Василий согласно кивнул, навалился всей грудью на румпельник, круто поворачивая реюшку.
Ловцы, находившиеся в каюте, тревожно наблюдали в боковые продолговатые оконца за быстро мелькавшими мимо берегами. Лешка сидел за столиком, вертел в руках наган и — в который уже раз! — пересчитывал патроны.

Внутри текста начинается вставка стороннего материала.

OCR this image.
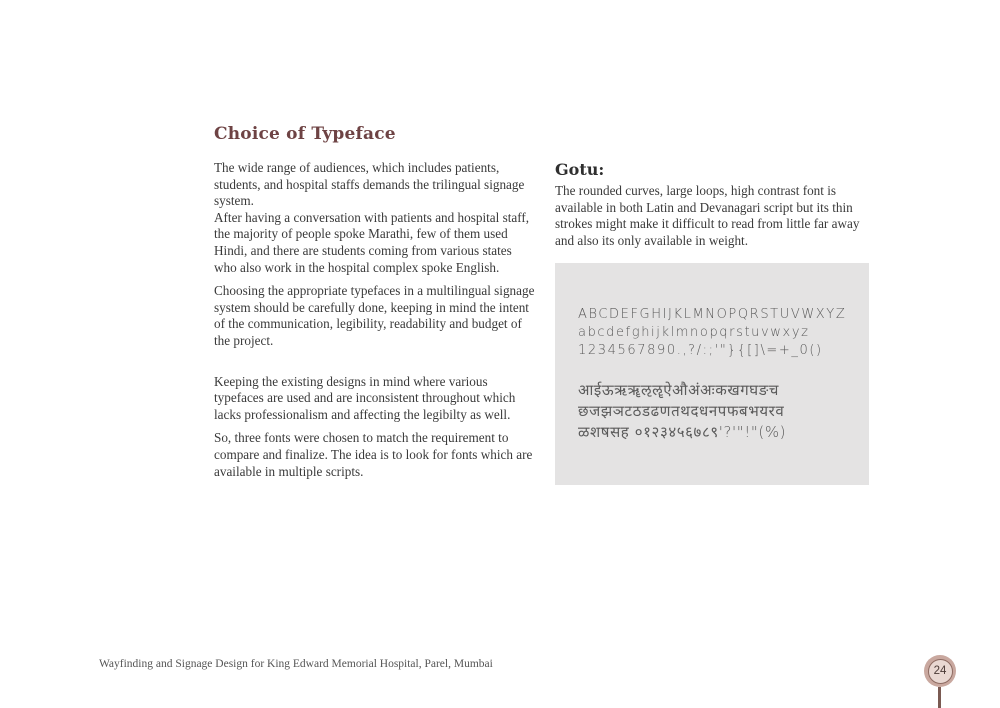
Choice of Typeface

The wide range of audiences, which includes patients, students, and hospital staffs demands the trilingual signage system.

After having a conversation with patients and hospital staff, the majority of people spoke Marathi, few of them used Hindi, and there are students coming from various states who also work in the hospital complex spoke English.

Choosing the appropriate typefaces in a multilingual signage system should be carefully done, keeping in mind the intent of the communication, legibility, readability and budget of the project.

Keeping the existing designs in mind where various typefaces are used and are inconsistent throughout which lacks professionalism and affecting the legibilty as well.

So, three fonts were chosen to match the requirement to compare and finalize. The idea is to look for fonts which are available in multiple scripts.

Gotu:

The rounded curves, large loops, high contrast font is available in both Latin and Devanagari script but its thin strokes might make it difficult to read from little far away and also its only available in weight.

ABCDEFGHIJKLMNOPQRSTUVWXYZ
abcdefghijklmnopqrstuvwxyz
1234567890.,?/:;'"}{[]\=+_0()
आईऊऋॠऌॡऐऔअंअःकखगघङच
छजझञटठडढणतथदधनपफबभयरव
ळशषसह ०१२३४५६७८९'?'"!"(%)
Wayfinding and Signage Design for King Edward Memorial Hospital, Parel, Mumbai
24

— Маловато, — сокрушался он. — Маловато!
— Хватит! — успокаивал его Антон, поправляя сползавшую с головы повязку. — Тринадцать штук у тебя, а их всего пятеро.
Лешка сердито посмотрел на Антона.
По другую сторону столика сидел Костя Бушлак, проверяя охотничье ружье Андрея Палыча.
Глуша тревожно наблюдала то за Лешкой, то за Костей, поминутно открывая и закрывая лежавшую у ней на коленях санитарную сумку.
В каюту вошел Буркин. Все повернулись к нему.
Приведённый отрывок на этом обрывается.